Versatile multiple object tracking in sparse 2D/3D videos via deformable image registration

Fig 2

Overview of ZephIR algorithm.

A: Examples of input datasets, created with BioRender.com. ZephIR can track keypoints in various biological systems, including fluorescent cellular nuclei in a tissue and body parts that summarize a posture. Input dimensions can range from 3D (time, XY) to 5D (time, channel, XYZ). Colored dots indicate example keypoints to be tracked. B: Frame sorting schemes. A branch defines an ordered queue of frames to be tracked.

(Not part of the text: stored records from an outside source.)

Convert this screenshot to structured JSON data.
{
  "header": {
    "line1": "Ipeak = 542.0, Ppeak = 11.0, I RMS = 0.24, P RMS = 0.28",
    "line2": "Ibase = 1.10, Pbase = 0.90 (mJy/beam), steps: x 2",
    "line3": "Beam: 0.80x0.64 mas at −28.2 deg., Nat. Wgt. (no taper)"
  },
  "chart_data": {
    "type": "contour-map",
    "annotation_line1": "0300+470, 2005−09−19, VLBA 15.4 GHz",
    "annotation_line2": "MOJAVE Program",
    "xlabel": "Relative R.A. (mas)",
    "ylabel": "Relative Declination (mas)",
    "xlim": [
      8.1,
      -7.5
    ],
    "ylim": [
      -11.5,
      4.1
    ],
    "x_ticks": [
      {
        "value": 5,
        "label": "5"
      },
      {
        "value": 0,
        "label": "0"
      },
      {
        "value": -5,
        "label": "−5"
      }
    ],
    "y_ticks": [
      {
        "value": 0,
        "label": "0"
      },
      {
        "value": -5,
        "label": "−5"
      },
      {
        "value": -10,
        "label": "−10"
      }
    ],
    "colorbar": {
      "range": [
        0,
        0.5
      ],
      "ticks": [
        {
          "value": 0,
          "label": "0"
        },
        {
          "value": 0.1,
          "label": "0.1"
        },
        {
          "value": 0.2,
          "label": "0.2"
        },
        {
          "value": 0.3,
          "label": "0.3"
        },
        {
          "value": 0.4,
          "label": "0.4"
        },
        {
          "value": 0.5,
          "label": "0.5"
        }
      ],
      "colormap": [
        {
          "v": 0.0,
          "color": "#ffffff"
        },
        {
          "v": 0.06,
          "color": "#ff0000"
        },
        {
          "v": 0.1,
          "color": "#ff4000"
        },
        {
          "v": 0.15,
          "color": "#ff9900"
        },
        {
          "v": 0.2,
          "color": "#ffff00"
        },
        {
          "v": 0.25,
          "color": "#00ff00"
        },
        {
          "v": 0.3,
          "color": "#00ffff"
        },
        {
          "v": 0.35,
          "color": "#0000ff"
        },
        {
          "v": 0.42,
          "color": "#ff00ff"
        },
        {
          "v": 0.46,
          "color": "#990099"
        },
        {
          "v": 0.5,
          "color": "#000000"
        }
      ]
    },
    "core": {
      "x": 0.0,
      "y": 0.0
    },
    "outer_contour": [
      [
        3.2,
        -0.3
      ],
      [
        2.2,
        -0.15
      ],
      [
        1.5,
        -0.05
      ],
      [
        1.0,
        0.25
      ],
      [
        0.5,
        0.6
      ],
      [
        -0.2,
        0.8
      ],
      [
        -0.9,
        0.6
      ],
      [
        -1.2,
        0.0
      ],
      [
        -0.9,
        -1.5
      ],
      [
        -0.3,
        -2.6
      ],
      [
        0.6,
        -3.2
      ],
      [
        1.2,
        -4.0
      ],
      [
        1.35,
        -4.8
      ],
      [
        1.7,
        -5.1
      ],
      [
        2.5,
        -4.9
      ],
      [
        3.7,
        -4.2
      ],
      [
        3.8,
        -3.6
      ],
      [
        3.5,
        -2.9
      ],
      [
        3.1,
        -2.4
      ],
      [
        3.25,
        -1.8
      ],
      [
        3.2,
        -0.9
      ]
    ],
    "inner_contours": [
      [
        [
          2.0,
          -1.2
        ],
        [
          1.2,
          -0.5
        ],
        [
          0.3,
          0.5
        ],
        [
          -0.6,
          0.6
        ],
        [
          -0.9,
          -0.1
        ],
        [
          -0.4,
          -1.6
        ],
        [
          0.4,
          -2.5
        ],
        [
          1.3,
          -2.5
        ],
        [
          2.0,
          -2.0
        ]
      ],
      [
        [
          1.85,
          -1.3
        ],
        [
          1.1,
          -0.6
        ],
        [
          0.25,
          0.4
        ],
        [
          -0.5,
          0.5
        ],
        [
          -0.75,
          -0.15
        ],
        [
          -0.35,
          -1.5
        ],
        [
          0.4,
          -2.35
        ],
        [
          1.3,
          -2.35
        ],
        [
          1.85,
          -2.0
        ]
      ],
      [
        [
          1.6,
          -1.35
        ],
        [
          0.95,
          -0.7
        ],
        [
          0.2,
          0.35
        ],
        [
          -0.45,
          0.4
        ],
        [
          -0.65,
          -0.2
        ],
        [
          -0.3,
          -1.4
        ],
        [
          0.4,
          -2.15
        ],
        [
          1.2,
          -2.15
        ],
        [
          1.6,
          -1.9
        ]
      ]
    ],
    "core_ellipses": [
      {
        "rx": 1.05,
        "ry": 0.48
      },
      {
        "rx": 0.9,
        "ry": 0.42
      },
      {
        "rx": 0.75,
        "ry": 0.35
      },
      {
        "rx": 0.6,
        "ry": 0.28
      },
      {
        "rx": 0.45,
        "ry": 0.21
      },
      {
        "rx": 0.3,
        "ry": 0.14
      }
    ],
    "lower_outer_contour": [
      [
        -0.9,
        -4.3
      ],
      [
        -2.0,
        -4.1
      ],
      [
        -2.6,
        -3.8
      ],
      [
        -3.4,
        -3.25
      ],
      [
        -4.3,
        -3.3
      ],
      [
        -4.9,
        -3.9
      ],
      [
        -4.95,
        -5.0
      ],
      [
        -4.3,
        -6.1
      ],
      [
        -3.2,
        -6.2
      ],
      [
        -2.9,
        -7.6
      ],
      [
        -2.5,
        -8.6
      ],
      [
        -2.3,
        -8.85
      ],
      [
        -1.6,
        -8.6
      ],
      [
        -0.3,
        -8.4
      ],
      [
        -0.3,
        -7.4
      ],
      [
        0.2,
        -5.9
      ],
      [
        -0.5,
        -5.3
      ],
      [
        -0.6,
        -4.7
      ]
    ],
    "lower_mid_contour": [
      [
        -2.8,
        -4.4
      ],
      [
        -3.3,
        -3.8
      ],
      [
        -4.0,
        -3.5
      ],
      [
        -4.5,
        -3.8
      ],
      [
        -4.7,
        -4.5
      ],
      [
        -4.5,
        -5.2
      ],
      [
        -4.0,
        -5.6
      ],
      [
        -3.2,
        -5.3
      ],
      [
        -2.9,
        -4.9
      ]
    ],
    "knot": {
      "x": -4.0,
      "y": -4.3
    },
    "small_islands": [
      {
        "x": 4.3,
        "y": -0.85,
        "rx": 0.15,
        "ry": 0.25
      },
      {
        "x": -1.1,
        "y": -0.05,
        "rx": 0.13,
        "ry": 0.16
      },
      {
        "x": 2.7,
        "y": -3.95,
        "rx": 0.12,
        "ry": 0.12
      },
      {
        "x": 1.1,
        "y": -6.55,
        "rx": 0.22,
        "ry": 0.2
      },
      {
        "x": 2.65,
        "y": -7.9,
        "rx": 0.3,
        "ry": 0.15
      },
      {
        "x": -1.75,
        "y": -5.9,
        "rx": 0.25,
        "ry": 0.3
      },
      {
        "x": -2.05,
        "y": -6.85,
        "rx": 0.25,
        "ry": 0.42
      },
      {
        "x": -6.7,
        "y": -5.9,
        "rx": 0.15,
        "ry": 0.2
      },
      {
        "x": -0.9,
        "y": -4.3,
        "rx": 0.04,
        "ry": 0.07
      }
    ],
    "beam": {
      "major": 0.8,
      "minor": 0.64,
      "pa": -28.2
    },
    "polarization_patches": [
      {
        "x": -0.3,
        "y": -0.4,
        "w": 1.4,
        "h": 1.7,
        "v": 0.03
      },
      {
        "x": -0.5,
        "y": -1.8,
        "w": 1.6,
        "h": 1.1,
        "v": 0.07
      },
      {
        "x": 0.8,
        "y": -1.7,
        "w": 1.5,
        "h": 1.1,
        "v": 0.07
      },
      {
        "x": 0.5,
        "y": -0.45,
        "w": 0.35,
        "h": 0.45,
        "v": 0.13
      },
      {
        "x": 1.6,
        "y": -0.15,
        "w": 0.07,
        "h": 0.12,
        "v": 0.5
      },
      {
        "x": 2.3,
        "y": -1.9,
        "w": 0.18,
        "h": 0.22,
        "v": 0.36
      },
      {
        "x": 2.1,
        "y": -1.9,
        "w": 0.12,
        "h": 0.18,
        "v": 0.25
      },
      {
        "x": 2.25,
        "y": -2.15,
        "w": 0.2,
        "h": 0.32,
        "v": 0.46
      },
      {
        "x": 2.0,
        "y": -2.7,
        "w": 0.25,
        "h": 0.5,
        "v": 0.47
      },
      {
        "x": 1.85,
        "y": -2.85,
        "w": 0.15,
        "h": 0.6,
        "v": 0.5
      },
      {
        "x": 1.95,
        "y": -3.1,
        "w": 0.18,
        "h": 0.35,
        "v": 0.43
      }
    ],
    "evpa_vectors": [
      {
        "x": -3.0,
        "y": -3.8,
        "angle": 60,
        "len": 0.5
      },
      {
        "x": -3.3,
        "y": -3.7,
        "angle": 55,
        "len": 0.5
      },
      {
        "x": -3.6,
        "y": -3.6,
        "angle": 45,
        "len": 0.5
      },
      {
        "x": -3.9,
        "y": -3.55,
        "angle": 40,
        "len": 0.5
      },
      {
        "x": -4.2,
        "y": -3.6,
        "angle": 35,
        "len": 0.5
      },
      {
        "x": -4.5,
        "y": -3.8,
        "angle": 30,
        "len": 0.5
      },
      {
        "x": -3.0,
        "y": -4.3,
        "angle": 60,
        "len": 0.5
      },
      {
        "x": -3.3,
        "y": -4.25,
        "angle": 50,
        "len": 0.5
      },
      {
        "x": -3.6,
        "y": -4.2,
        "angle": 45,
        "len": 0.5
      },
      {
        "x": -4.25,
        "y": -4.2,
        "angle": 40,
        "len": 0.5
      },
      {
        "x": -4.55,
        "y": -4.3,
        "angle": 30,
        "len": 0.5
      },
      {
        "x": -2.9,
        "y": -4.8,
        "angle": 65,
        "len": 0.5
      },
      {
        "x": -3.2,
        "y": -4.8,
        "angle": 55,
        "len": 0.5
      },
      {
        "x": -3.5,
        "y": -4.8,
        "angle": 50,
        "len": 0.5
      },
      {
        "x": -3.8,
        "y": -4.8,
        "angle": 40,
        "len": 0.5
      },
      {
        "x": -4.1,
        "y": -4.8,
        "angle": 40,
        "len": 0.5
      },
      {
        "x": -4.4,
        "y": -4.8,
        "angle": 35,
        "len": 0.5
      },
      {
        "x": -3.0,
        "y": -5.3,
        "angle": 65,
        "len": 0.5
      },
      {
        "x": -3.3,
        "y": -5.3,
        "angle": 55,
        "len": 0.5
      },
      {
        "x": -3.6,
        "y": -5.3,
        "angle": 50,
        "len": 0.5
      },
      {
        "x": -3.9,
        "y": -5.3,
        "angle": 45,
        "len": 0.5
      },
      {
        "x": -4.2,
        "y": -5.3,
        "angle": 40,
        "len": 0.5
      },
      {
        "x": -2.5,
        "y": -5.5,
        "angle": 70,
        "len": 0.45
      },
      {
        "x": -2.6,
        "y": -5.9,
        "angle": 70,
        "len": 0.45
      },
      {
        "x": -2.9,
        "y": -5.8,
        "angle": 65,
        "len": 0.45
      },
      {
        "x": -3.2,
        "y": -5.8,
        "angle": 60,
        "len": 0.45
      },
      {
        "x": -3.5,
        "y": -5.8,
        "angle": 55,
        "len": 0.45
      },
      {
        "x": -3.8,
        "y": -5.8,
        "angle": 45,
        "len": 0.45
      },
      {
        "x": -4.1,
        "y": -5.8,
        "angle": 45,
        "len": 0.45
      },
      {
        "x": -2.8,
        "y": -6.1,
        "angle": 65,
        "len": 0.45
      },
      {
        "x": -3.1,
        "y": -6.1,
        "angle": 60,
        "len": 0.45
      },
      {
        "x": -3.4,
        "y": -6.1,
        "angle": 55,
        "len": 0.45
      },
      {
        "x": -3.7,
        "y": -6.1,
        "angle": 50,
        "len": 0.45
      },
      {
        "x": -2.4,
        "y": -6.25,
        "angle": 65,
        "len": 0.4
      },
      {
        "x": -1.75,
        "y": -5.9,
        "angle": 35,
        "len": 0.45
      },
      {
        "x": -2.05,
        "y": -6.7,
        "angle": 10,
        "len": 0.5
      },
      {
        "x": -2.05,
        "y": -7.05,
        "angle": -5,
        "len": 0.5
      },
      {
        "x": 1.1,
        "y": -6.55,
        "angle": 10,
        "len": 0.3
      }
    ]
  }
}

Each branch begins at a manually annotated reference frame (orange), but subsequent parent (blue) and child (green) frames in a single branch can be sorted either by chronology (top) or by minimizing the similarity distance between each parent-child pair (bottom). C: Overview of tracking loss. Tracking loss is comprised of four terms: 1) (top left), overlap of local image features around each keypoint, sampled from the current frame and its nearest reference frame, 2) (top right), elastic connections between neighboring keypoints with varying stiffnesses based on covariance of the connected keypoints, 3) (bottom left), proximity to features detected by a shallow model selector network that takes in a number of existing feature detection software as input channels, 4) (bottom right), smoothness of temporal dynamics at each keypoint position. D: Overview of steps for manual verification and additional supervision. Users can verify tracking results as correct or identify incorrect results. After fixing a few key incorrect results, ZephIR can use those new annotations as well as the verified correct tracking results to improve tracking results for all other keypoints in that frame (and all its child frames).